I tried to lead fractions to a common denominator, but I think that this way is wrong, because I had fourth-degree polynomial in the numerator.
Rational method to solve $\frac{2x}{x^2-2x+5} + \frac{3x}{x^2+2x+5} \leq \frac{7}{8}$ inequality?
I tried to lead fractions to a common denominator, but I think that this way is wrong, because I had fourth-degree polynomial in the numerator.

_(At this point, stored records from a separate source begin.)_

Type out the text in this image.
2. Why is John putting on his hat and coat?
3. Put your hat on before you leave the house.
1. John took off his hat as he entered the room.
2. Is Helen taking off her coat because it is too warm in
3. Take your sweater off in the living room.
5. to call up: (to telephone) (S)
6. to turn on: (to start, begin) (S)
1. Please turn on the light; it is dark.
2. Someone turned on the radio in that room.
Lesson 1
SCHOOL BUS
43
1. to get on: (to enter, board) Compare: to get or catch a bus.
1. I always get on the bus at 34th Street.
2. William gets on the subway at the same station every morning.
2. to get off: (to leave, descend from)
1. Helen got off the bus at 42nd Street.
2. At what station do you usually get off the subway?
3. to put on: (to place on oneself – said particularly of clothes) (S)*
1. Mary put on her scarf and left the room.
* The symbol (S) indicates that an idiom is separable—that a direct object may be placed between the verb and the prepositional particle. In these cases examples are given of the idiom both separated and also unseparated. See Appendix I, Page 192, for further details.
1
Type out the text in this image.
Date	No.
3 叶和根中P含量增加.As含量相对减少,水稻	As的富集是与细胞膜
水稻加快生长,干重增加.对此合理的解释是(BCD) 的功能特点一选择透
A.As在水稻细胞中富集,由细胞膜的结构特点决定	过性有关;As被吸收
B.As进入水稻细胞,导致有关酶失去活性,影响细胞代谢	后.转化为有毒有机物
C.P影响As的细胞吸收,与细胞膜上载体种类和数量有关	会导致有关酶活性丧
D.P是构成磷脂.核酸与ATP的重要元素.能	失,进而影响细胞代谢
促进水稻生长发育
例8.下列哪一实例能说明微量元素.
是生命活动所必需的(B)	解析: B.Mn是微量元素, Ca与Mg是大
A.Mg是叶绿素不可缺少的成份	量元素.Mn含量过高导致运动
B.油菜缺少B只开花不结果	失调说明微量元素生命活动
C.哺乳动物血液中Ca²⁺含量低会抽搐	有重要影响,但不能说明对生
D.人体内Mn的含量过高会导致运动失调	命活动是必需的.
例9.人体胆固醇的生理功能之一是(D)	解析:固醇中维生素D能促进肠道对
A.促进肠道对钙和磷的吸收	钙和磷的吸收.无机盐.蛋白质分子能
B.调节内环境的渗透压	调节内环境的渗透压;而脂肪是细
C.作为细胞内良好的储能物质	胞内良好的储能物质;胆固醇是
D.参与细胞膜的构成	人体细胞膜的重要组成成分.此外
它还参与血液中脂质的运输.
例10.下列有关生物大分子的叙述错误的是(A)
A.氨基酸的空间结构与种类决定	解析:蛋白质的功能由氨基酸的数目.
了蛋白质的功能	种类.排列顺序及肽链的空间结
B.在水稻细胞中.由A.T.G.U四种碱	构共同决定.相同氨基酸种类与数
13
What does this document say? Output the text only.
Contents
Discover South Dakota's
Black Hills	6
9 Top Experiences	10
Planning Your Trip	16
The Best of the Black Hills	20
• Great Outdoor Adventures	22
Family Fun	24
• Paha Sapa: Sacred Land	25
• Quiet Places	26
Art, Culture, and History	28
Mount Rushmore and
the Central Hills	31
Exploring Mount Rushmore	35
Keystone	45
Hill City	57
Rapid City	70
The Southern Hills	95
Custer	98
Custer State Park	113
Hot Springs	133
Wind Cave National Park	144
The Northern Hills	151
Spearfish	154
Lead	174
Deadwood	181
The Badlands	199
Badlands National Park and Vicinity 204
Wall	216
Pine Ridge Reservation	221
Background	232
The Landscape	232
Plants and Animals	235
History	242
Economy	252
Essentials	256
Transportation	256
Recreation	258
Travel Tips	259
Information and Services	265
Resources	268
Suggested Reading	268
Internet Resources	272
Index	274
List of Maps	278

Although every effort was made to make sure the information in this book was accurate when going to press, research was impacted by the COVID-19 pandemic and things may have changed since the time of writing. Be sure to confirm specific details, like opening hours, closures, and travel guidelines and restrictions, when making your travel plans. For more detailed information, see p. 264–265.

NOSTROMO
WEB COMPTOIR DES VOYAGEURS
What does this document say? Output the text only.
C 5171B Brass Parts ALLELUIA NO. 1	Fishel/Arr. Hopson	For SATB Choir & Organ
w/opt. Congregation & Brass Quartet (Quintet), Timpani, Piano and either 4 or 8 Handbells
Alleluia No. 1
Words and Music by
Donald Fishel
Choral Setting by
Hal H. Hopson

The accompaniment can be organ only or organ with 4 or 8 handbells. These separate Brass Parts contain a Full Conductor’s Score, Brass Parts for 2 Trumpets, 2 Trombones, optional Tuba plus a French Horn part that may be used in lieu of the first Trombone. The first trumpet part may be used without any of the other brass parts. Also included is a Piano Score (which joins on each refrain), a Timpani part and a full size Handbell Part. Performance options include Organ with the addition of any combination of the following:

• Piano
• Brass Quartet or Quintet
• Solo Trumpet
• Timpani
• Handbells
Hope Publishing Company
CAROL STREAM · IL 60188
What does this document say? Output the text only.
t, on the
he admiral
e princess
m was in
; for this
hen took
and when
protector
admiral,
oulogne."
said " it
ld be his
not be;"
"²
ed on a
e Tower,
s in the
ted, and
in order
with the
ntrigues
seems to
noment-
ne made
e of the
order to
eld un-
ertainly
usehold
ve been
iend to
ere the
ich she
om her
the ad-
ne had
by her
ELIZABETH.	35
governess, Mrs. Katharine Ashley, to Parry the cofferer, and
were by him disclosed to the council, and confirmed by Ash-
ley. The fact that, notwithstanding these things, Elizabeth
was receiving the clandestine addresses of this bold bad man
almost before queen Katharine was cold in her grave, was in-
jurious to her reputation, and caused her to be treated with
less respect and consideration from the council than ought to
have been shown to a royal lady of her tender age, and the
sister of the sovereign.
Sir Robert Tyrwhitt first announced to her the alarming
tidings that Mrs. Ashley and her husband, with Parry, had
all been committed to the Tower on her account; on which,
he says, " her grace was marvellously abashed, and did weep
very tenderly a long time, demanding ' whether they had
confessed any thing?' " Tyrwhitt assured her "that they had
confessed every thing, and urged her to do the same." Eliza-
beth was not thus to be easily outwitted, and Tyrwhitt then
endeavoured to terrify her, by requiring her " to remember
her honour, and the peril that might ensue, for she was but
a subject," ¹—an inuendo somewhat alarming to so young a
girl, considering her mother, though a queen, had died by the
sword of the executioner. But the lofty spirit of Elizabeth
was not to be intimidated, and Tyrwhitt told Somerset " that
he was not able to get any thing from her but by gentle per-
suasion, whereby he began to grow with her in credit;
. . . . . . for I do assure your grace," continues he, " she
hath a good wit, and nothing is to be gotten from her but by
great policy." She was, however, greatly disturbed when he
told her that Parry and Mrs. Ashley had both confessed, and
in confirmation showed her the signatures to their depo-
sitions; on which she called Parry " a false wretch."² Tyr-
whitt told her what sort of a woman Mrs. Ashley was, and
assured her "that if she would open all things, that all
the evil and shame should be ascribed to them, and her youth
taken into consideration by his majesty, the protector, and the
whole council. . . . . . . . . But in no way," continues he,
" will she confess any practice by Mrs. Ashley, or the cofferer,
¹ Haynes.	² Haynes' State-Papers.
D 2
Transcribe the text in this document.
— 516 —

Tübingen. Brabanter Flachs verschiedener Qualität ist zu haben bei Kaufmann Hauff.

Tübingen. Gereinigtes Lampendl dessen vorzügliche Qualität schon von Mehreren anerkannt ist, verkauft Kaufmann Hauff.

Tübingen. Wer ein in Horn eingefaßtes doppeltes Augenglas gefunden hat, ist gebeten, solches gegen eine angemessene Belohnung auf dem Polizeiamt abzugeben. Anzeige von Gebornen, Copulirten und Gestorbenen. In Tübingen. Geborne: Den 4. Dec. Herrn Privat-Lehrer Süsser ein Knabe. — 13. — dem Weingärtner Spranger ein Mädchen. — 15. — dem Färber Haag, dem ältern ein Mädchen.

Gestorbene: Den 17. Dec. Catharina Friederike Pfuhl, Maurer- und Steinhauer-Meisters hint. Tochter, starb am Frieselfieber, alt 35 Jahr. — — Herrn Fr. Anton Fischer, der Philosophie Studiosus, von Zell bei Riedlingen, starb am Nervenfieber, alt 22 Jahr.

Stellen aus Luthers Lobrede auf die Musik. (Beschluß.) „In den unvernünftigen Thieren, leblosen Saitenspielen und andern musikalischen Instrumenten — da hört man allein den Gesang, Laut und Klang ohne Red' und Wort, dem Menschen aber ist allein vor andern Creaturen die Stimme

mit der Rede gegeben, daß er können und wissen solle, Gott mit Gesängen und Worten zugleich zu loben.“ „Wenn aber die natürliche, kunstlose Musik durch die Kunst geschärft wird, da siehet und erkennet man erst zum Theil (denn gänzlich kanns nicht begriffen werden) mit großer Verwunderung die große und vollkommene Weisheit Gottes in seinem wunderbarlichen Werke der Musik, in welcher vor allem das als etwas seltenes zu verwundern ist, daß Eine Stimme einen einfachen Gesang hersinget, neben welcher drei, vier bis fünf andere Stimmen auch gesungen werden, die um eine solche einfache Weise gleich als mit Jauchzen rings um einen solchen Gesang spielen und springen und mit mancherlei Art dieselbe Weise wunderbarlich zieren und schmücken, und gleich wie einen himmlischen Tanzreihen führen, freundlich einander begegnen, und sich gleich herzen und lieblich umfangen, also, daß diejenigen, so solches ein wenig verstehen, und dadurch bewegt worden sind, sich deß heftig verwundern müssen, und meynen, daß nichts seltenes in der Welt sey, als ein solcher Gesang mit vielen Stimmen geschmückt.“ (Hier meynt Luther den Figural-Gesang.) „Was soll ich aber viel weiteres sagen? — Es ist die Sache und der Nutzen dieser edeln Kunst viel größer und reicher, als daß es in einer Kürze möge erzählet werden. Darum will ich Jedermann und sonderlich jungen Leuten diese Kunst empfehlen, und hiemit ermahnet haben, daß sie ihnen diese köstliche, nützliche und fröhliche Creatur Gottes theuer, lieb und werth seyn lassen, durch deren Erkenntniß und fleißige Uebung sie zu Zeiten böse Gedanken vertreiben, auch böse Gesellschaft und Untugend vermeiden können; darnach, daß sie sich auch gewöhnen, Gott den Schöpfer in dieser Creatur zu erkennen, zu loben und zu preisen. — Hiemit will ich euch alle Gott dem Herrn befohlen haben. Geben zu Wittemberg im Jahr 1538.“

I think I'm found nice solving method. If $x\neq 0$:
$$\frac{2x}{x^2-2x+5} + \frac{3x}{x^2+2x+5} \leq \frac{7}{8} \equiv \frac{2}{x-2+\frac{5}{x}} + \frac{3}{x+2+\frac{5}{x}} \leq \frac{7}{8}$$
Let $t=x+\frac{5}{x}$.
$$\frac{2}{t-2} + \frac{3}{t+2} \leq \frac{7}{8}$$
$$\frac{(t-6)(7t+2)}{(t-2)(t+2)} \geq 0$$
$t \in (-\infty; -2) \cup [-\frac{2}{7}; 2) \cup [6; \infty)$
And finally solved the following inequalities:
$$x + \frac{5}{x} < -2$$
$$-\frac{2}{7}\leq x + \frac{5}{x} < 2$$
$$x + \frac{5}{x} \geq 6$$
I got $x \in (-\infty; 1] \cup [5; \infty)$.
HINT:
As $\displaystyle x^2\pm2x+5=(x\pm1)^2+4\ge4>0$ for real $x$
we can safely multiply out either sides by $(x^2+2x+5)(x^2-2x+5)$
Then find the roots of the Quartic Equation